Kampa itself, is an artificial island but its beauty is as real as it can be. The grassy park, which surrounds half of the playground, boasts numerous benches as well as large, leafy trees. It is a favourite with students cramming or just chilling out on the grass, promenading dogs, or families with their children just taking a walk. Watching the large wooden water mill churn over the water of the river is a definite must see, and a glance across the Vltava, offers excellent views of both the old and new parts of Prague.
Little ones permitting, the Museum Kampa Gallery, is definitely worth a visit. Located in the unique historical building of Sova’s Mills, the building has been fully reconstructed and has been extended with impressive contemporary architectural spaces showcasing the gallery’s collection of Central European art.

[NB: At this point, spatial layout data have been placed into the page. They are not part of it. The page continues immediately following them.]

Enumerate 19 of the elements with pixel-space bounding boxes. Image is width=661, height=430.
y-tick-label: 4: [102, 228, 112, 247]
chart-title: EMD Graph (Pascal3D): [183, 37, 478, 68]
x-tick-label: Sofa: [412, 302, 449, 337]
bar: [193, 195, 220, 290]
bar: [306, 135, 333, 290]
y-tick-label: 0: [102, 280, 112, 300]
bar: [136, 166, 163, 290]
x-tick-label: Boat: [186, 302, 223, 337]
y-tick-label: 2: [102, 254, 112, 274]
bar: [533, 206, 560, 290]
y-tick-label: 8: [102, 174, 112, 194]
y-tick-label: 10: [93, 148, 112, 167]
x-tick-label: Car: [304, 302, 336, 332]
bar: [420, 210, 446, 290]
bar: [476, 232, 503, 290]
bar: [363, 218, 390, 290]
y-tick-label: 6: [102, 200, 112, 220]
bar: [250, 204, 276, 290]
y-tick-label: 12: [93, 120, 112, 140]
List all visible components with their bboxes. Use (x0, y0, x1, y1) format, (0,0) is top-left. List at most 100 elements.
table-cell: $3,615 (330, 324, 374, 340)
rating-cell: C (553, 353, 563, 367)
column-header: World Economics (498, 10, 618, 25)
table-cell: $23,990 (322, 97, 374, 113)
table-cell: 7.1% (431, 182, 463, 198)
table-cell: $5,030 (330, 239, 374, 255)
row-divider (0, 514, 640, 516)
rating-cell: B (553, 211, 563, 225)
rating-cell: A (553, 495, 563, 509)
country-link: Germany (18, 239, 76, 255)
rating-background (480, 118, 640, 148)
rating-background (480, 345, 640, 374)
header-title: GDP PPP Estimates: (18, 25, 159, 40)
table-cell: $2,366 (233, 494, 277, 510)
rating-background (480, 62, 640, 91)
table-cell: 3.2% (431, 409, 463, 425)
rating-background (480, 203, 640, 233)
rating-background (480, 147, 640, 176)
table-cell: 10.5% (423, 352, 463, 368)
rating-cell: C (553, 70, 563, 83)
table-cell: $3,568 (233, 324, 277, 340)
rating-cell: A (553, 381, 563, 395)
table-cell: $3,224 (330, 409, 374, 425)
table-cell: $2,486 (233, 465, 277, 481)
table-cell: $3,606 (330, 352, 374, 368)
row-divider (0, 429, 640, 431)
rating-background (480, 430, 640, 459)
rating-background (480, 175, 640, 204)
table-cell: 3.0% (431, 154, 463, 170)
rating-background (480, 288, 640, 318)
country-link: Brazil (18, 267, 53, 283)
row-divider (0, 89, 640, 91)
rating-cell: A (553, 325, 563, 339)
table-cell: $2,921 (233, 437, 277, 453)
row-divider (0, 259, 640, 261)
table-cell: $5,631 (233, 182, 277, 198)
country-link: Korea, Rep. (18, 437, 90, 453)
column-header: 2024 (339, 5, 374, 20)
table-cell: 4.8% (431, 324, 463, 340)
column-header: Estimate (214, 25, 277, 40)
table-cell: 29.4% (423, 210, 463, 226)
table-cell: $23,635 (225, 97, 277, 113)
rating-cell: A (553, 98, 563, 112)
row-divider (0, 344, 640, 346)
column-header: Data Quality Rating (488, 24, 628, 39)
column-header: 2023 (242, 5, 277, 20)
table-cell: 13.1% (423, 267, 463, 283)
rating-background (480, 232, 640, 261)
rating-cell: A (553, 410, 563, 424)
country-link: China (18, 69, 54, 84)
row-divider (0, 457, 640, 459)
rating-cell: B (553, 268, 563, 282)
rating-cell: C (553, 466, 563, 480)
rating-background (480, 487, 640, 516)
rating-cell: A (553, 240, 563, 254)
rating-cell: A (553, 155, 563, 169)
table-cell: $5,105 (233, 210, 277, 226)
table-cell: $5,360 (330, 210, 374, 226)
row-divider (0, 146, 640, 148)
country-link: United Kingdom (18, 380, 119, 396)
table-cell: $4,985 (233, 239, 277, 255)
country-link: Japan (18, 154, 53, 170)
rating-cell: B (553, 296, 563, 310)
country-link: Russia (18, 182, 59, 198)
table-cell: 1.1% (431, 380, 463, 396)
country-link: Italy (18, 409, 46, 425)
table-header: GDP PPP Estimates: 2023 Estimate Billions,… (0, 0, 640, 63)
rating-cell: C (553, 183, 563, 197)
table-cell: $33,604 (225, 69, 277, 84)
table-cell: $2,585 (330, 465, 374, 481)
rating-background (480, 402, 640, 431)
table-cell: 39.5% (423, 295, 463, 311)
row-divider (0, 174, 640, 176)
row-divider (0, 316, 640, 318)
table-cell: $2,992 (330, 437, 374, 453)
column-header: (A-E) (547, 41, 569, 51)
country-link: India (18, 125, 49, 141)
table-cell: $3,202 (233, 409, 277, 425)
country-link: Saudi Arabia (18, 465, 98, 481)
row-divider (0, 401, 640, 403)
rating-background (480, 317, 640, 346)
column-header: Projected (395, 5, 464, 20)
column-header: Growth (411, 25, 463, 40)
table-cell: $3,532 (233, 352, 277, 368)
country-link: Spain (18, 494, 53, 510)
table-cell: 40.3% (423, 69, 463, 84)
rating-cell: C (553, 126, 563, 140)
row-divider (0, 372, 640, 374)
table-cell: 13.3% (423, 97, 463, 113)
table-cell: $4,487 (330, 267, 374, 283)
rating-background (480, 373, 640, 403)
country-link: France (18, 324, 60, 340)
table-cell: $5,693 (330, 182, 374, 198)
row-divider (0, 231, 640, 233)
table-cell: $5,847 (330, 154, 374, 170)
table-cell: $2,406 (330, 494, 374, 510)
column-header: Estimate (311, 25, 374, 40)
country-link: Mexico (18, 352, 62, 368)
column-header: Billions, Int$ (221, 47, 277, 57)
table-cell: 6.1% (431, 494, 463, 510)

OPEN: April 1st - October 31st: 08:00 - 19:00, November 1st - March 31st: 08:00 - 17:00
ADDRESS: Kampa park- U Sovových mlýnů 2, Prague 1
DIRECTIONS: The best way is to enjoy a walk over Charles bridge in the direction to the Lesser Town and then walk down the stairs to Kampa. If you have pram, go to the end of Charles bridge, turn right and walk under the bridge towrads Kampa.In case you would like to come from the other side of Prague 5, 6, the best way is to take a tram to Ujezd (6, 9, 22 or 23) and walk down Ricni Street that will take you to the Devil’s Stream. Or, by tram to Mala Strana, tram stop Malostranska walk towards the Charles bridge. Kampa would be on your right.